It was work in progress, but after almost one year and 40 ‘versions’ later, Paul Bradshaw’s ‘Scraping for journalists‘ is published. Bradshaw is teaching at London City University and the City University at Birmingham, but he is also a respected data journalist and blogger at the Online Journalism Blog. And not without reason.
You can order a copy of the work as an e-book, available in PDF, Mobi or Epub formats. Leanpub, where you can obtain a copy, has an interesting concept: it offers all the tools for the production and for the publishing of a book. You can make changes and additions while publishing, and, not an unimportant factor, the royalties are higher compared to traditional publishing. Bradshaw says he has “become a huge fan” as “the format combines the best qualities of traditional book publishing with those of blogging and social media.”
‘Scraping for journalists’ is a must read for data journalists. One of the problems is how to get your data from the online resources into a spreadsheet. Scraping is the answer. But how do you do that, given the fact that most journalists are not coders? In 30 chapters and almost 500 pages Bradshaw gives his recipes for scraping data. The book is not for reading from cover to cover but rather learning by doing. You follow the recipes step by step on your computer, add some variation to the examples and finally you try to apply the recipes on your own data. This works wonderfully, because starting with programming takes too much time before you get results. Now you have some readymade code, which works, and you can experiment until you can successfully apply it to your own data.
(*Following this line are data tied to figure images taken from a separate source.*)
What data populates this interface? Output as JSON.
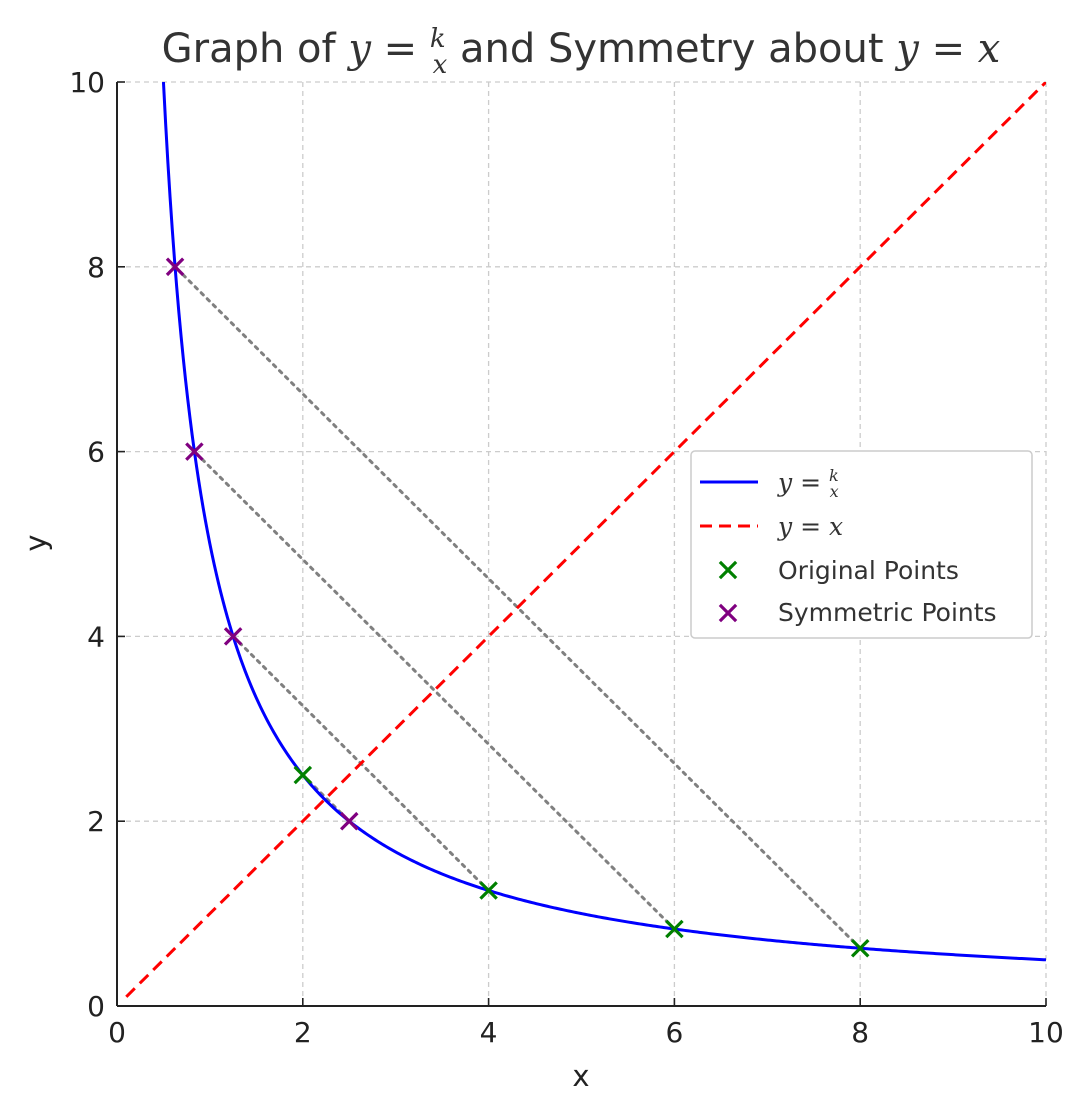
{
  "chart_data": {
    "type": "line",
    "title": {
      "prefix": "Graph of ",
      "expr_y": "y",
      "expr_eq": " = ",
      "frac_num": "k",
      "frac_den": "x",
      "middle": " and Symmetry about ",
      "line_expr": "y = x"
    },
    "xlabel": "x",
    "ylabel": "y",
    "xlim": [
      0,
      10
    ],
    "ylim": [
      0,
      10
    ],
    "xticks": [
      0,
      2,
      4,
      6,
      8,
      10
    ],
    "yticks": [
      0,
      2,
      4,
      6,
      8,
      10
    ],
    "grid": true,
    "k": 5,
    "series": [
      {
        "name": "y = k/x",
        "kind": "curve",
        "color": "#0000ff",
        "style": "solid",
        "x_range": [
          0.5,
          10
        ]
      },
      {
        "name": "y = x",
        "kind": "line",
        "color": "#ff0000",
        "style": "dashed",
        "x_range": [
          0.1,
          10
        ]
      }
    ],
    "original_points": {
      "name": "Original Points",
      "color": "#008000",
      "marker": "x",
      "points": [
        [
          2,
          2.5
        ],
        [
          4,
          1.25
        ],
        [
          6,
          0.833
        ],
        [
          8,
          0.625
        ]
      ]
    },
    "symmetric_points": {
      "name": "Symmetric Points",
      "color": "#800080",
      "marker": "x",
      "points": [
        [
          2.5,
          2
        ],
        [
          1.25,
          4
        ],
        [
          0.833,
          6
        ],
        [
          0.625,
          8
        ]
      ]
    },
    "connectors": {
      "color": "#808080",
      "style": "dotted",
      "pairs": [
        [
          [
            2,
            2.5
          ],
          [
            2.5,
            2
          ]
        ],
        [
          [
            4,
            1.25
          ],
          [
            1.25,
            4
          ]
        ],
        [
          [
            6,
            0.833
          ],
          [
            0.833,
            6
          ]
        ],
        [
          [
            8,
            0.625
          ],
          [
            0.625,
            8
          ]
        ]
      ]
    },
    "legend": {
      "position": "center-right",
      "entries": [
        {
          "type": "line",
          "color": "#0000ff",
          "dash": "solid",
          "math_y": "y",
          "math_eq": " = ",
          "frac_num": "k",
          "frac_den": "x"
        },
        {
          "type": "line",
          "color": "#ff0000",
          "dash": "dashed",
          "math_text": "y = x"
        },
        {
          "type": "marker",
          "color": "#008000",
          "label": "Original Points"
        },
        {
          "type": "marker",
          "color": "#800080",
          "label": "Symmetric Points"
        }
      ]
    }
  }
}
Already from chapter one you can make a quick start. Within five minutes, you can scrape your first data. Bradshaw starts with explaining the commands Import HTML and Import XML used in Google Drive to import data from a web page into spreadsheets. The trick is to find the right table or list of the data. You can dig deep into the html or xml soup but you can also guess and experiment. Just try some numbers in the expression, advises Bradshaw.
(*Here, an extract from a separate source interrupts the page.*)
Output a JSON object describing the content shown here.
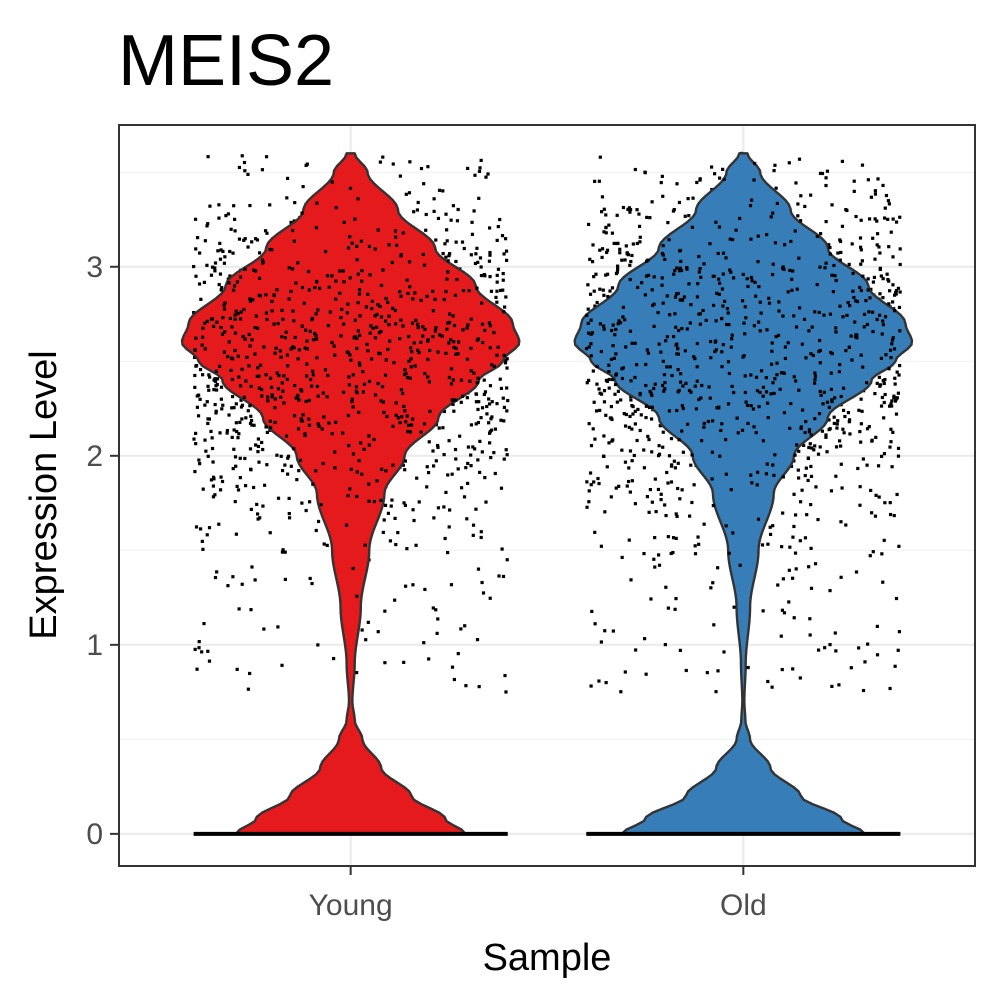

Of course extracting tables from a website can be done faster with a nice tool called Outwit Hub. You just load your data web page in Outwit and push the ‘table’ button and there is your scraped data ready to be exported in Excel format. The free version works but Bradshaw advises to buy the official one for about 60 Euros, because it does not have the limitation of scraping only a hundred lines. This is useful when you are scraping a lot of data. Take, for example, 150 members of parliament, who all have their own web pages. If they’re structured in the same way, with a heading/paragraph where the members state their education and former jobs, doing this by hand page after page is pretty boring and time consuming. You can rather make a scraper, based on the opening- and end-tags for education and jobs, then run it over the 150 individual member pages. Have a cup of coffee and after a while, your data will be ready for exporting to Excel. Bradshaw takes great effort in explaining how to find the opening- and end-tag in the html soup for the data you are looking for. This makes sure you will get it working after a while.
You are not the only journalist who is scraping data. Scraperwiki is the playground to meet your friends and share your skills. On Scraperwiki you will find various scrapers used by others to collect data. Copy them and make a revision for your own purposes and run it. This sounds simple, however scrapers are written in code, and generally three languages are used, namely PHP, Ruby and Python. You don’t have to be a programmer to use the scripts. After Bradshaw’s explanation of the structure of a scraper you can start experimenting yourself. And, as any good educator and trainer, Bradshaw gives you some assignments at the end of each chapter.
There is much more to discover: do you know how to scrape a PDF, cells in a large spreadsheet, or data in CSV file? In the book you will find the recipes. When I show the tricks in training sessions, participants always ask: do you have this in writing? Now it is.